Let $$I(\phi) = \int_{\mathbb{R}} \phi(z) dz $$ Then obviously we can write $$ I = [1,0]=[1/2,-1/2]=[0,-1]. $$ This brings up an important point about hyperfunctions: let $\psi\in C^\omega(\mathbb{C})$, then $$ F=[F_+,F_-] =[F_++\psi,F_-+\psi]. $$ This come from the fact that we subtract the 2 integrals. So the proper definition for the space of hyperfunctions requires a to take the modulous with a proper equivalence relation (which you can probably guess) but I will not go into details on that.

So what more can we do? Let's define $$ J(\phi) = \int_0^\infty \phi(z) dz. $$ Trivially it holds $$ J(\phi)=I(H\cdot\phi), $$ with $H$ the Heaviside step function. Let's define $$ J = [-\frac{1}{2 \pi i}\log(-z),-\frac{1}{2 \pi i}\log(-z)], $$ then I claim that $J$ is actually the Heaviside step function. I will not go througth this, but it is relatively simple to see it using the definition $\log(z) = \int_1^z \frac{1}{t}dt$. What makes this work is that for $x<0$ the value of the logarithm is the same, however for $x>0$ it depends on the path of integration.

Now let's do the delta function. We define as usual $$\delta(\phi) = \phi(0).$$ Lets's recall Cauchy's integral that states that if a function is analytic in a neigbourhood of the origin then $$ \frac{1}{2\pi i} \oint_C \frac{f(\zeta)}{\zeta} d\zeta = f(0) $$ and define $$ \delta = [-\frac{1}{2\pi i z},-\frac{1}{2\pi i z}]. $$ So how does this make any sense? First notice that for all $x\ne0$, the values of the "two" functions are the same, so the value of the hyperfunction is 0. At $x=0$ it complex infinity. But actually we can say much more things about the origin. Both functions have a simple pole with coefficient $\frac{1}{2\pi i}$. So when we integrate and take the difference, we can transform the integral to the Cauchy integral (I'm not going to actually do this here, but it is pretty straightforward).
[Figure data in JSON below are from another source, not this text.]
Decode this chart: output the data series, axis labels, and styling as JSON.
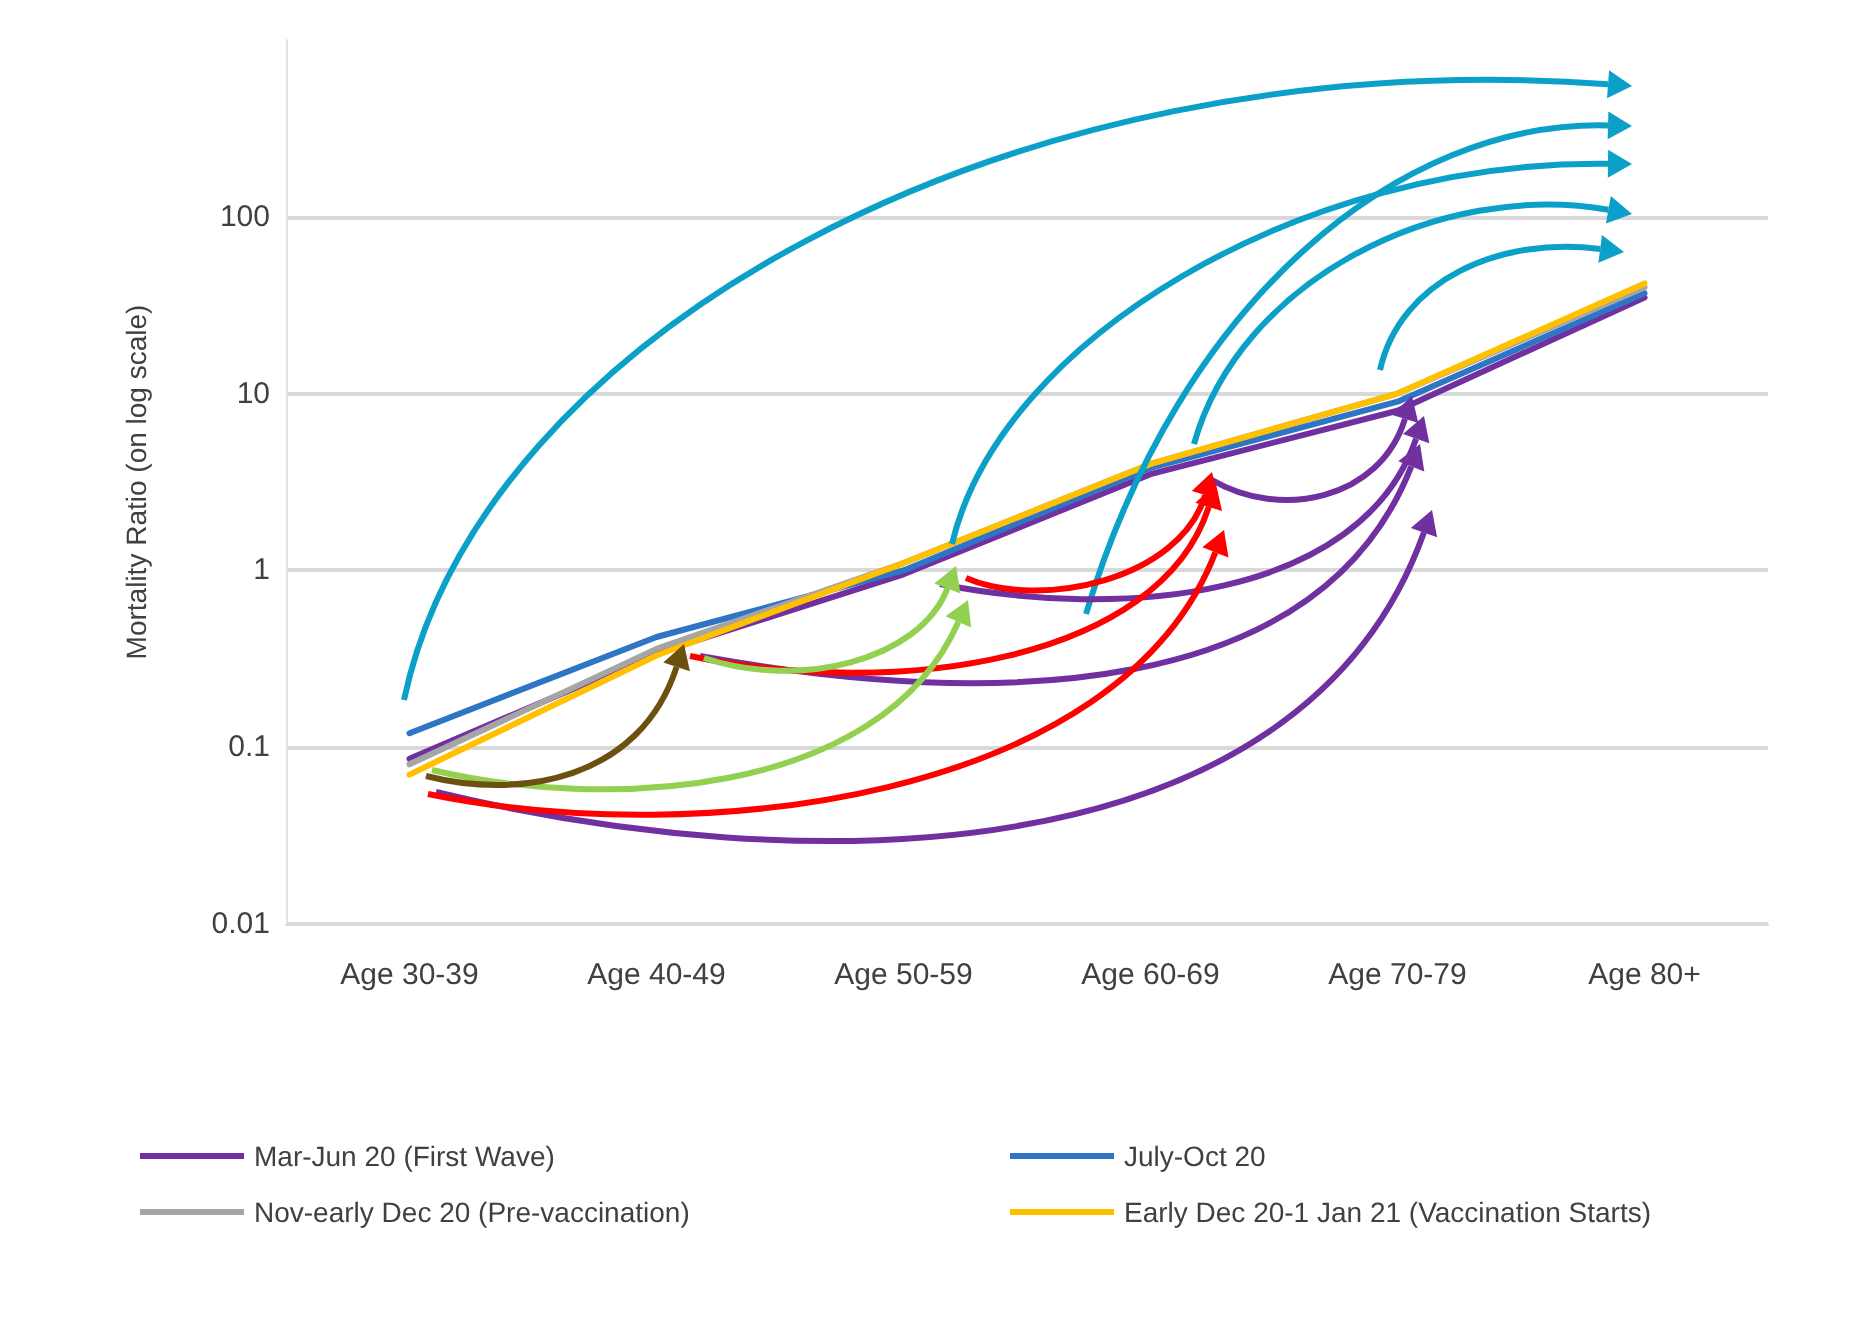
{
  "chart_data": {
    "type": "line",
    "ylabel": "Mortality Ratio (on log scale)",
    "categories": [
      "Age 30-39",
      "Age 40-49",
      "Age 50-59",
      "Age 60-69",
      "Age 70-79",
      "Age 80+"
    ],
    "series": [
      {
        "name": "Mar-Jun 20 (First Wave)",
        "color": "#7030a0",
        "values": [
          0.086,
          0.34,
          0.95,
          3.5,
          8,
          35
        ]
      },
      {
        "name": "July-Oct 20",
        "color": "#2e75c6",
        "values": [
          0.12,
          0.42,
          1.0,
          3.8,
          9,
          37
        ]
      },
      {
        "name": "Nov-early Dec 20 (Pre-vaccination)",
        "color": "#a5a5a5",
        "values": [
          0.08,
          0.36,
          1.1,
          4,
          10,
          40
        ]
      },
      {
        "name": "Early Dec 20-1 Jan 21 (Vaccination Starts)",
        "color": "#ffc000",
        "values": [
          0.07,
          0.33,
          1.1,
          4,
          10,
          42
        ]
      }
    ],
    "log": "y",
    "ylim": [
      0.01,
      1000
    ],
    "yticks": [
      0.01,
      0.1,
      1,
      10,
      100
    ],
    "grid": "y",
    "legend": "bottom",
    "marker": "none",
    "line_style": "solid"
  }
}
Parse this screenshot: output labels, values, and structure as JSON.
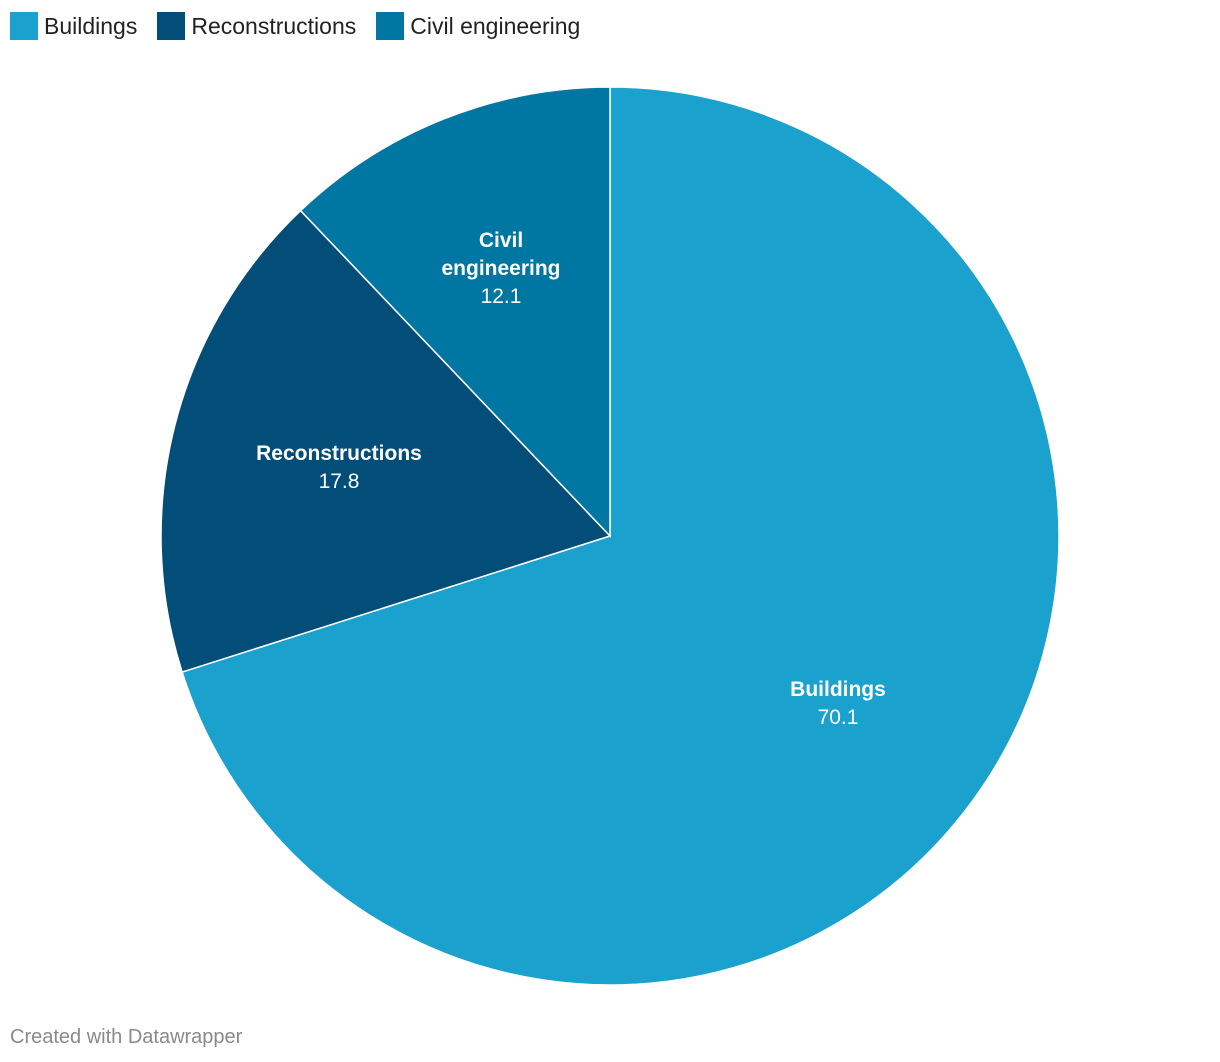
{
  "legend": [
    {
      "label": "Buildings",
      "color": "#1aa1ce"
    },
    {
      "label": "Reconstructions",
      "color": "#034e78"
    },
    {
      "label": "Civil engineering",
      "color": "#0077a2"
    }
  ],
  "chart_data": {
    "type": "pie",
    "slices": [
      {
        "label": "Buildings",
        "label_lines": [
          "Buildings"
        ],
        "value": 70.1,
        "display": "70.1",
        "color": "#1aa1ce"
      },
      {
        "label": "Reconstructions",
        "label_lines": [
          "Reconstructions"
        ],
        "value": 17.8,
        "display": "17.8",
        "color": "#034e78"
      },
      {
        "label": "Civil engineering",
        "label_lines": [
          "Civil",
          "engineering"
        ],
        "value": 12.1,
        "display": "12.1",
        "color": "#0077a2"
      }
    ]
  },
  "footer": {
    "credit": "Created with Datawrapper"
  }
}
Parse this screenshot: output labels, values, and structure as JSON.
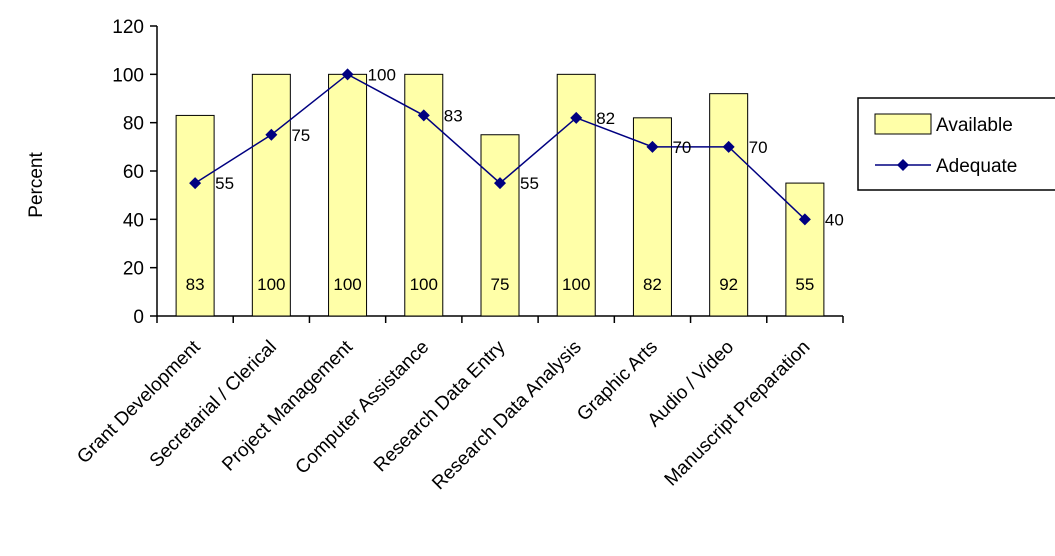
{
  "chart_data": {
    "type": "bar",
    "categories": [
      "Grant Development",
      "Secretarial / Clerical",
      "Project Management",
      "Computer Assistance",
      "Research Data Entry",
      "Research Data Analysis",
      "Graphic Arts",
      "Audio / Video",
      "Manuscript Preparation"
    ],
    "series": [
      {
        "name": "Available",
        "type": "bar",
        "values": [
          83,
          100,
          100,
          100,
          75,
          100,
          82,
          92,
          55
        ],
        "color": "#FFFFA8"
      },
      {
        "name": "Adequate",
        "type": "line",
        "values": [
          55,
          75,
          100,
          83,
          55,
          82,
          70,
          70,
          40
        ],
        "color": "#000080"
      }
    ],
    "title": "",
    "xlabel": "",
    "ylabel": "Percent",
    "ylim": [
      0,
      120
    ],
    "yticks": [
      0,
      20,
      40,
      60,
      80,
      100,
      120
    ],
    "grid": false,
    "legend": "right"
  }
}
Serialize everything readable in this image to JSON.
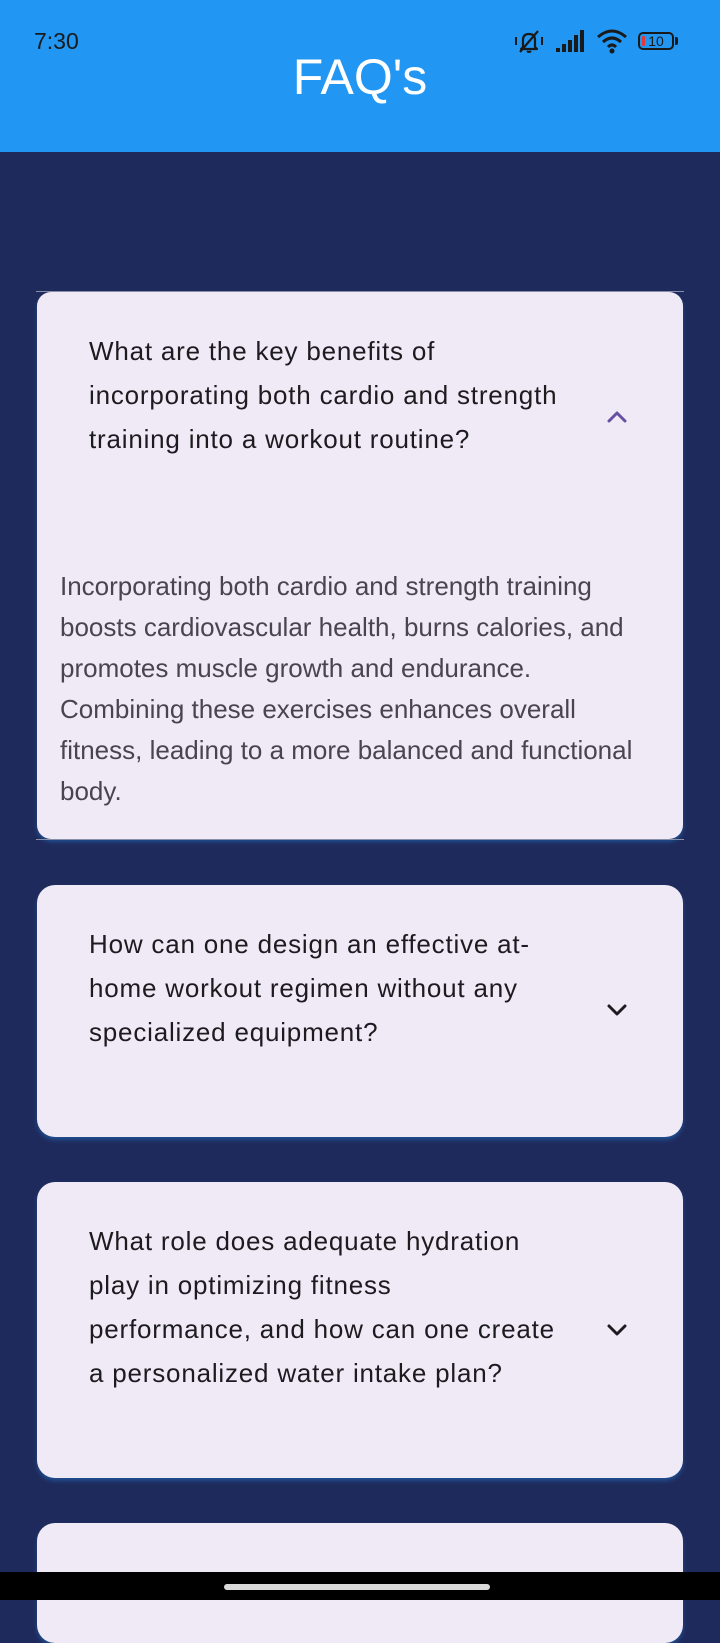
{
  "status_bar": {
    "time": "7:30",
    "battery_level": "10",
    "icons": [
      "mute-vibrate-icon",
      "signal-icon",
      "wifi-icon",
      "battery-icon"
    ]
  },
  "app_bar": {
    "title": "FAQ's",
    "color": "#2196f3"
  },
  "colors": {
    "background": "#1f2a5c",
    "card": "#f0eaf6",
    "accent_chevron_expanded": "#6750a4"
  },
  "faqs": [
    {
      "question": "What are the key benefits of incorporating both cardio and strength training into a workout routine?",
      "answer": "Incorporating both cardio and strength training boosts cardiovascular health, burns calories, and promotes muscle growth and endurance. Combining these exercises enhances overall fitness, leading to a more balanced and functional body.",
      "expanded": true,
      "icon": "chevron-up-icon"
    },
    {
      "question": "How can one design an effective at-home workout regimen without any specialized equipment?",
      "expanded": false,
      "icon": "chevron-down-icon"
    },
    {
      "question": "What role does adequate hydration play in optimizing fitness performance, and how can one create a personalized water intake plan?",
      "expanded": false,
      "icon": "chevron-down-icon"
    }
  ]
}
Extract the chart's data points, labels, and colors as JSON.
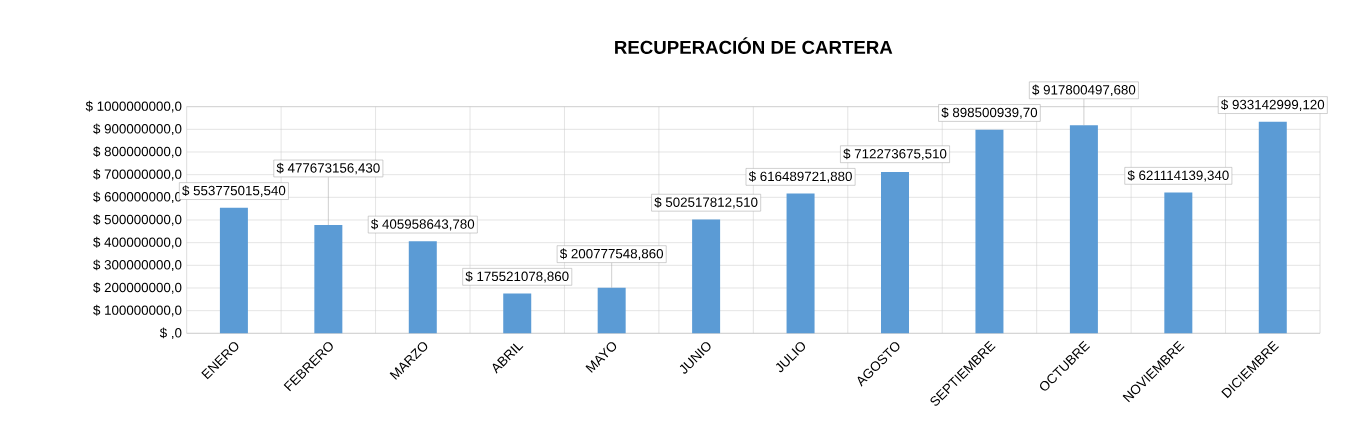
{
  "chart_data": {
    "type": "bar",
    "title": "RECUPERACIÓN DE CARTERA",
    "categories": [
      "ENERO",
      "FEBRERO",
      "MARZO",
      "ABRIL",
      "MAYO",
      "JUNIO",
      "JULIO",
      "AGOSTO",
      "SEPTIEMBRE",
      "OCTUBRE",
      "NOVIEMBRE",
      "DICIEMBRE"
    ],
    "values": [
      553775015.54,
      477673156.43,
      405958643.78,
      175521078.86,
      200777548.86,
      502517812.51,
      616489721.88,
      712273675.51,
      898500939.7,
      917800497.68,
      621114139.34,
      933142999.12
    ],
    "value_labels": [
      "$ 553775015,540",
      "$ 477673156,430",
      "$ 405958643,780",
      "$ 175521078,860",
      "$ 200777548,860",
      "$ 502517812,510",
      "$ 616489721,880",
      "$ 712273675,510",
      "$ 898500939,70",
      "$ 917800497,680",
      "$ 621114139,340",
      "$ 933142999,120"
    ],
    "color": "#5b9bd5",
    "ylim": [
      0,
      1000000000
    ],
    "yticks": [
      {
        "value": 0,
        "label": "$ ,0"
      },
      {
        "value": 100000000,
        "label": "$ 100000000,0"
      },
      {
        "value": 200000000,
        "label": "$ 200000000,0"
      },
      {
        "value": 300000000,
        "label": "$ 300000000,0"
      },
      {
        "value": 400000000,
        "label": "$ 400000000,0"
      },
      {
        "value": 500000000,
        "label": "$ 500000000,0"
      },
      {
        "value": 600000000,
        "label": "$ 600000000,0"
      },
      {
        "value": 700000000,
        "label": "$ 700000000,0"
      },
      {
        "value": 800000000,
        "label": "$ 800000000,0"
      },
      {
        "value": 900000000,
        "label": "$ 900000000,0"
      },
      {
        "value": 1000000000,
        "label": "$ 1000000000,0"
      }
    ],
    "grid": true
  }
}
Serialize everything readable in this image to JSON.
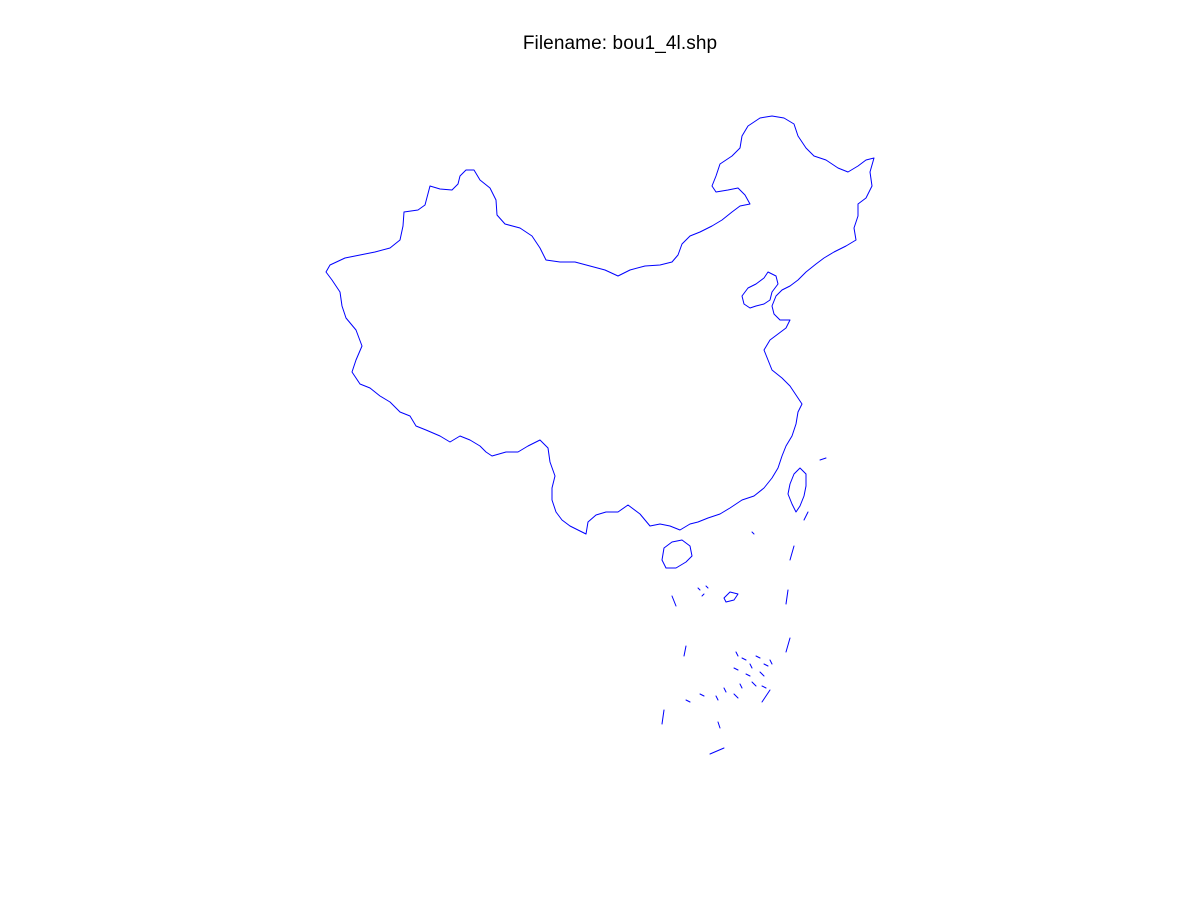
{
  "figure": {
    "title": "Filename: bou1_4l.shp"
  },
  "colors": {
    "background": "#ffffff",
    "boundary_line": "#0000ff",
    "title_text": "#000000"
  }
}
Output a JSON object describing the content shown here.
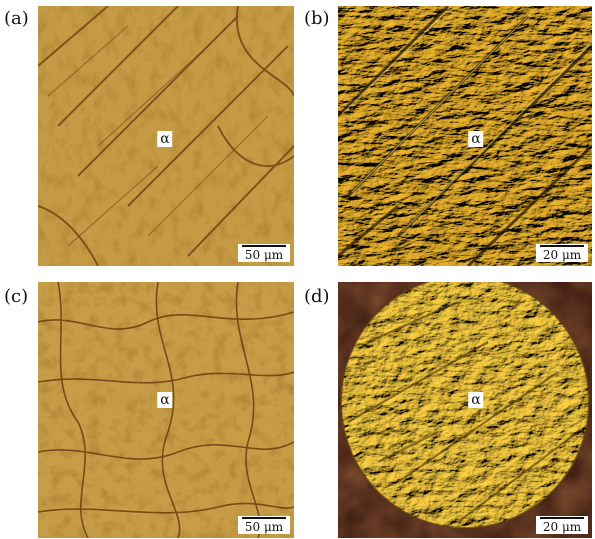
{
  "figure": {
    "phase_label": "α",
    "panels": [
      {
        "id": "a",
        "label": "(a)",
        "scale": "50 μm",
        "style": "amber"
      },
      {
        "id": "b",
        "label": "(b)",
        "scale": "20 μm",
        "style": "relief"
      },
      {
        "id": "c",
        "label": "(c)",
        "scale": "50 μm",
        "style": "amber"
      },
      {
        "id": "d",
        "label": "(d)",
        "scale": "20 μm",
        "style": "disc"
      }
    ]
  }
}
What is cool about the theory is that we can define the derivative in the most straightforward way possible: just by writing $$ F'=[F_+',F_-']. $$ The beauty of this can be shown by writting $$ J' = [(-\frac{1}{2 \pi i}\log(-z))',(-\frac{1}{2 \pi i}\log(-z))'] = [-\frac{1}{2\pi i z},-\frac{1}{2\pi i z}] = \delta. $$ So the delta function is the actual derivative of the Heaviside step function!

I will stop here. There is much more into this theory and it is not an easy subject but it is a beautiful one. A relatively simple introduction is the book "Introduction to Hyperfunctions and Their Integral Transforms" by Urs Graf.